Si le refus du débat est toujours signe de faiblesse argumentative et théorique, il est singulier et inquiétant pour la pratique psychanalytique que la section martiniquaise de l’ALI soit incapable de gérer ce types de  divergences théoriques et qu’elle préfère user de l’anathème et de l’interdit. Soutenir que la prévalence accordée au registre symbolique au détriment, du réel, de l’imaginaire et de ce qui les tient ensemble sur un plan d’équivalence,  de ce qui fait nœud, la fonction de nomination, est une lecture biaisée de Lacan, est donc scandaleux. L’ALI martiniquaise reprendra donc à son compte, sans plus de recul, les notions d’« efficacité symbolique« , d' »ordre symbolique » pour mieux en déplorer l’effondrement, une perte des repères structuraux, dont les conséquences destructrices seraient démontrées par l’explosion de toutes sortes de nouvelles pathologies, de nouveaux crimes et délits et plus généralement par une mutation anthropologique de la subjectivité humaine. Rien que ça!  « L’esprit de jouissance a remplacé l’esprit de sacrifice », nous ne sommes pas loin de la fameuse formule de Pétain comme le rappelle Pierre-Henri Castel. Porge et Castel montrent combien ce positionnement, au delà des dénégations qui l’accompagnent, relève d’un fourvoiement de la psychanalyse du coté du modèle psychiatrique et/ou cognitiviste. De la psychanalyse en extension à la psychanalyse en intention, voilà le sens de ce qui se présente comme un retour et qui s’annonce comme une  éternelle et nécessaire refondation. La psychanalyse est toujours à réinventée. L’avenir de l’apport freudien n’est pas assuré car il faut pour cela des analystes, c’est-à-dire des individus qui se soient découverts sujets de l’inconscient dans une analyse menée jusqu’à ce point d’émergence d’un désir  étrange que Lacan nomme « désir de l’analyste », dont rien, aucune assurance, ne garantit la permanence,  et dont la présence  pourtant est la condition première de chaque nouvelle cure.

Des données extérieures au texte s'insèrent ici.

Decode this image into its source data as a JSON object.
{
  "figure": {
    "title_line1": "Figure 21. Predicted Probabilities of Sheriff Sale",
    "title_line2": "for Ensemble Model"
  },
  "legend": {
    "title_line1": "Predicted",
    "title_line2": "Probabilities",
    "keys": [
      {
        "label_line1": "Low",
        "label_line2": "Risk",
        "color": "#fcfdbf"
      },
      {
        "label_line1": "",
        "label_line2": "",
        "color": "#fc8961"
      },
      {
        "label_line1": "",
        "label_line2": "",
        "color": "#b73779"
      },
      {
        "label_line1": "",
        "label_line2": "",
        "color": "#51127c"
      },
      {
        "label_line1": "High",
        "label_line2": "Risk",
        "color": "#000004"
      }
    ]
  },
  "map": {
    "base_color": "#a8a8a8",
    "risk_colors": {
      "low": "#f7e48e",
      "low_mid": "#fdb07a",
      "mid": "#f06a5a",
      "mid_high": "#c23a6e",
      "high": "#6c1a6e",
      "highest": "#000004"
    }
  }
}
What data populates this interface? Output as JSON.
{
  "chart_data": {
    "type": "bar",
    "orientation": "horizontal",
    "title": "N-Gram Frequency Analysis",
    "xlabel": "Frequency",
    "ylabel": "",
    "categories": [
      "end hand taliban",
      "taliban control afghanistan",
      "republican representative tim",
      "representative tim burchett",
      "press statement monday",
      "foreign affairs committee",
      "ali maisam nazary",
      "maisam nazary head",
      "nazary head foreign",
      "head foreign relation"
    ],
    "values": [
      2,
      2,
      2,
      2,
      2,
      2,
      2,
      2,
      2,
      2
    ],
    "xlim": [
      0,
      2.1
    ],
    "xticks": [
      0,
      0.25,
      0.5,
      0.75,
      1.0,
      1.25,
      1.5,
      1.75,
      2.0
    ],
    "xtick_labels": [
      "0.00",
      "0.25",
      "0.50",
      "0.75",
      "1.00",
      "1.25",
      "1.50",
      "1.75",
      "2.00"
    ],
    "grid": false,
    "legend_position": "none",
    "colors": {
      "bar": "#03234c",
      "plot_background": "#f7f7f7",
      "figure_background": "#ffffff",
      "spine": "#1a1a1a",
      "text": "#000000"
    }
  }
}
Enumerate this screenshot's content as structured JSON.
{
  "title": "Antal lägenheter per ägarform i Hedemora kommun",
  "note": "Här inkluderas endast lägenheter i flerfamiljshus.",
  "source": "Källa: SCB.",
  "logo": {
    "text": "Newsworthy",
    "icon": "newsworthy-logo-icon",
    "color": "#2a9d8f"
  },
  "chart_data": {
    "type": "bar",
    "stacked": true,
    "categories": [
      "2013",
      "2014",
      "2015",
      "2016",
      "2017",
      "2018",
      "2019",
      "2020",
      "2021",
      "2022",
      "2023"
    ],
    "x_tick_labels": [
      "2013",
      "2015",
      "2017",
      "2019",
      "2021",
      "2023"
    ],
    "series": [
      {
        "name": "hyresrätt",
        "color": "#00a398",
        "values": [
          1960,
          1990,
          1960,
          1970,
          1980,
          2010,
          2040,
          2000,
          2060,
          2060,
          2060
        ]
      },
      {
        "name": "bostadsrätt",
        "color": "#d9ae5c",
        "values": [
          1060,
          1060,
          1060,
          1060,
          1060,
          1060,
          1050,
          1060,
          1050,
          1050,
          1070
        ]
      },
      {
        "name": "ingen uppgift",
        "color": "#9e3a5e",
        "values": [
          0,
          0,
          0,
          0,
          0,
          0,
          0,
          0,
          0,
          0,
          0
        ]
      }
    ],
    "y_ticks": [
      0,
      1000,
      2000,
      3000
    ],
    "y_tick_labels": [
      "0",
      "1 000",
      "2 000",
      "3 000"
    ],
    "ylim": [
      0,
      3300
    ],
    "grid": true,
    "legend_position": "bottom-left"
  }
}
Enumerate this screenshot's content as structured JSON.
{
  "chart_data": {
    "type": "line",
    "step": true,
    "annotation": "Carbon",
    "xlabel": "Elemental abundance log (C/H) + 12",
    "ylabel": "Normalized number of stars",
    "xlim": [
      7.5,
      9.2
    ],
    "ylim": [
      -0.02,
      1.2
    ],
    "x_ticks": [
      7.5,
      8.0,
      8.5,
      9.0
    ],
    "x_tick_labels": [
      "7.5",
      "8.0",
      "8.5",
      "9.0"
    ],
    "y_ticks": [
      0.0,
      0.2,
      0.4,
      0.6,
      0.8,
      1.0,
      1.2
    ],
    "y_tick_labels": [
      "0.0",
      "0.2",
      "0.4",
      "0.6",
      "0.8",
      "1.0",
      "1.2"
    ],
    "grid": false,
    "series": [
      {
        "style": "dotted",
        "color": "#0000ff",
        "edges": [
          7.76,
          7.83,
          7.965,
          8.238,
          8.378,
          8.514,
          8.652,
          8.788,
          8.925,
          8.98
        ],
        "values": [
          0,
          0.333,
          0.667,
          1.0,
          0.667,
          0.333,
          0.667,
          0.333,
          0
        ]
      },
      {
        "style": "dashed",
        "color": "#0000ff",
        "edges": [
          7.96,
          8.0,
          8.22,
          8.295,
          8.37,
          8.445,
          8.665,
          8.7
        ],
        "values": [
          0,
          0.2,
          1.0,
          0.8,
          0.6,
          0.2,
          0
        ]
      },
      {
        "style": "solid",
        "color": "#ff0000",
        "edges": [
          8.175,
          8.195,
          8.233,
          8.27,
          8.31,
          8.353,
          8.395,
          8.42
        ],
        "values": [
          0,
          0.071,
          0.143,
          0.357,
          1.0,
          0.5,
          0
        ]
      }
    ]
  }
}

La question des « nouvelles pathologies » est sur la table. Certains dénient leur existence, d’autres les considèrent comme le symptôme de l’époque et d’autres encore les entendent comme de nouvelles demandes qui supposeraient de nouvelles prises en charge. Médicalisation  par la psychiatrie, psychologisation  par les psychologues, la psychanalyse  est confrontée à une demande sociale, collective qui tend à la dissoudre par exportation et usage abusif de ses concepts dans d’autres champs des sciences qu’on ne  nomme humaines que par insanité. Il y a urgence non pas à fuir le débat « tant il est vrai, comme l’écrit Freud dès ses premiers écrits, que penser c’est se tenir face à ce qui fait obstacle, c’est s’affronter au réel  » ainsi que rappelle Frank Chaumont, qui lui aussi prend ses distances avec les « nouvelles pathologies » dans son opuscule  » La Loi, le sujet et la jouissance« .

Débattre donc, aussi, ici. Mais peut-être pour quelques « responsables » (est-ce le mot?)martiniquais de l’ALI peut-on faire encore appel à Ferenczy; peut-être ne sont-ils pas guéris, mais toujours en voie de guérison?